EGG works by scanning electrical signals in the stomach that control gastric contractions. Any oscillation rates different from a normal three cycles per minute can signal GI tract maladies. The system had a moment in the 90s, but is rarely used by gastroenterologists nowadays. That's because signals from the skin-mounted electrodes can be distorted by patient movement and complex stomach interactions.
To fix those issues, UC San Diego's team optimized the electrode positions and increased the number of scanning channels from one to 25 in the high-resolution device, or eight in a portable version. More critically, they developed algorithms that remove electrical noise to isolate the true stomach wave signals.
In a small trial with 11 children they tested the high-resolution device against an invasive manometry test, in which a cathetor is inserted the nose to measure stomach contractions.
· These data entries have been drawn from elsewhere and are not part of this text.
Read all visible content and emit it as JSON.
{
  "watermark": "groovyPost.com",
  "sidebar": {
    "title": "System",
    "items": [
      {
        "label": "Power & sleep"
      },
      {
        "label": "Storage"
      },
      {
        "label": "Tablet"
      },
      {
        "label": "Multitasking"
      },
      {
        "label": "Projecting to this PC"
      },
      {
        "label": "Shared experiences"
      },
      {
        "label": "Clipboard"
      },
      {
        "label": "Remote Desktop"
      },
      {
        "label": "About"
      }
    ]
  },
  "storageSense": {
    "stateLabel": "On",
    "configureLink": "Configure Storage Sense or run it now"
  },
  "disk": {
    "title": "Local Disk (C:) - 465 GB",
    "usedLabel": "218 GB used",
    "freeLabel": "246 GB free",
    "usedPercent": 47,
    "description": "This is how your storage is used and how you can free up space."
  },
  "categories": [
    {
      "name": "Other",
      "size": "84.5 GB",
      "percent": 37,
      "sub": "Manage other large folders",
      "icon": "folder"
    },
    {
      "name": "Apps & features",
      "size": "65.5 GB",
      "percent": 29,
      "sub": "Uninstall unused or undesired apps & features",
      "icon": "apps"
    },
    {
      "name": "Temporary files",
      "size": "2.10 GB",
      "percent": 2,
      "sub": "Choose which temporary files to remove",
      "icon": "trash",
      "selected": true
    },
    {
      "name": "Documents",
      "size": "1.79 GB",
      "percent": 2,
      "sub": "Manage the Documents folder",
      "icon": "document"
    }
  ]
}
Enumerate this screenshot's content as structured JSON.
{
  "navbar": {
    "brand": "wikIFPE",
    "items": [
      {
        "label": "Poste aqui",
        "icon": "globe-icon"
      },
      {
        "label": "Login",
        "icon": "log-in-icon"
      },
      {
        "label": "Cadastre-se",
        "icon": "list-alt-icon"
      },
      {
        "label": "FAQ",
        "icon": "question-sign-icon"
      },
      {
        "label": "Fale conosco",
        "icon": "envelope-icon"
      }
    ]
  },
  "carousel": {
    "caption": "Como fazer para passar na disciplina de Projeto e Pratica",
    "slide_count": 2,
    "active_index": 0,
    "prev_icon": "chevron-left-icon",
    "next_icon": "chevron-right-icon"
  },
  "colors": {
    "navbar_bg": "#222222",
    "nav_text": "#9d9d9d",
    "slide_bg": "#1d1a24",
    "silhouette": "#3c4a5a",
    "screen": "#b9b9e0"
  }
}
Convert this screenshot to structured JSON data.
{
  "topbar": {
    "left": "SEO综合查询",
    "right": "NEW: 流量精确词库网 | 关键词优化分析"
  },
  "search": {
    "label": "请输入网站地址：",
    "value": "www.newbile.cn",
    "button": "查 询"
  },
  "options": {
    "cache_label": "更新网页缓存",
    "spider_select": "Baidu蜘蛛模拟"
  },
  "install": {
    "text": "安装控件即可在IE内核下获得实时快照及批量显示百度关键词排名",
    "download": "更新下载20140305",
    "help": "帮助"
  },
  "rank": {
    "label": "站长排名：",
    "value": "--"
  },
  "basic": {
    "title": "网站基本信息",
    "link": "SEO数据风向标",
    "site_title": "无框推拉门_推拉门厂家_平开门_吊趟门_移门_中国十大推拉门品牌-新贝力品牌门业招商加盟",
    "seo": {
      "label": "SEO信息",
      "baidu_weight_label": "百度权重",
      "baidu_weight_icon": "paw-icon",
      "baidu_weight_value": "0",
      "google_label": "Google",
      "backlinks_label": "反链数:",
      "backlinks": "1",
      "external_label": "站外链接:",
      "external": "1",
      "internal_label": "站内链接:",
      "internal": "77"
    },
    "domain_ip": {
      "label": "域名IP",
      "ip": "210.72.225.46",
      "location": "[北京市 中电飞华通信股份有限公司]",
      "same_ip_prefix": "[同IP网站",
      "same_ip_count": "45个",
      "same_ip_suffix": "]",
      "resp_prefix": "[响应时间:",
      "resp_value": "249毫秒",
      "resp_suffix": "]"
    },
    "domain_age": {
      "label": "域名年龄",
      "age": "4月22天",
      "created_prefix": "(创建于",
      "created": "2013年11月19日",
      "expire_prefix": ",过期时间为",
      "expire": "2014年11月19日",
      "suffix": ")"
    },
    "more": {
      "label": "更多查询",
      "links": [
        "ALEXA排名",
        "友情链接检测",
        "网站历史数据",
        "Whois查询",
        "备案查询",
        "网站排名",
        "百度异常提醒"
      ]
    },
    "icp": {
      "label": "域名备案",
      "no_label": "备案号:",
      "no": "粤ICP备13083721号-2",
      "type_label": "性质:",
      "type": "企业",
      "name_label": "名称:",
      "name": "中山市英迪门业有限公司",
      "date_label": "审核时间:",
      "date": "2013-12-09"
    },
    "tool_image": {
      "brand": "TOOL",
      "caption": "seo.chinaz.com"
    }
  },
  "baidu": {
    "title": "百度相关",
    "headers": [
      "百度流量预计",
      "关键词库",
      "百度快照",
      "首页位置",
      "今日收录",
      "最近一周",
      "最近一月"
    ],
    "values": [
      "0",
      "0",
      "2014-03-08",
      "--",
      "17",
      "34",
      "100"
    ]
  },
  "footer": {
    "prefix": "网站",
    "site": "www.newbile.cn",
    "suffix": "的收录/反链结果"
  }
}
The EGG results closely lined up, while the older, single-channel system matched the manometry in just three of the eleven subjects.
"A gastroenterologist can quickly see where and when a part of the GI tract is showing abnormal rhythms and as a result make more accurate, faster and personalized diagnoses," said lead author Armen Gharibans. "Until now, it was quite challenging to accurately measure the electrical patterns of stomach activity in a continuous manner, outside of a clinical setting."
On top of helping physicians find GI tract issues, the device could be worn over a long period to help healthy patients or athletes perfect their dietary regimes. It might also be useful for patients with diseases like diabetes that cause secondary digestive issues.
Critics have questioned whether EGG data is valuable, even if accurate, saying that gastric contractions are too general to use as a diagnostic tool. To counter that, the UC team is now testing 25 adults with digestive disorders and found promising correlations between electrical signals and specific problems like abdominal pain, bloating and heartburn. If the final study bears out those results, it could bring relief to a host of stomach-churning issues.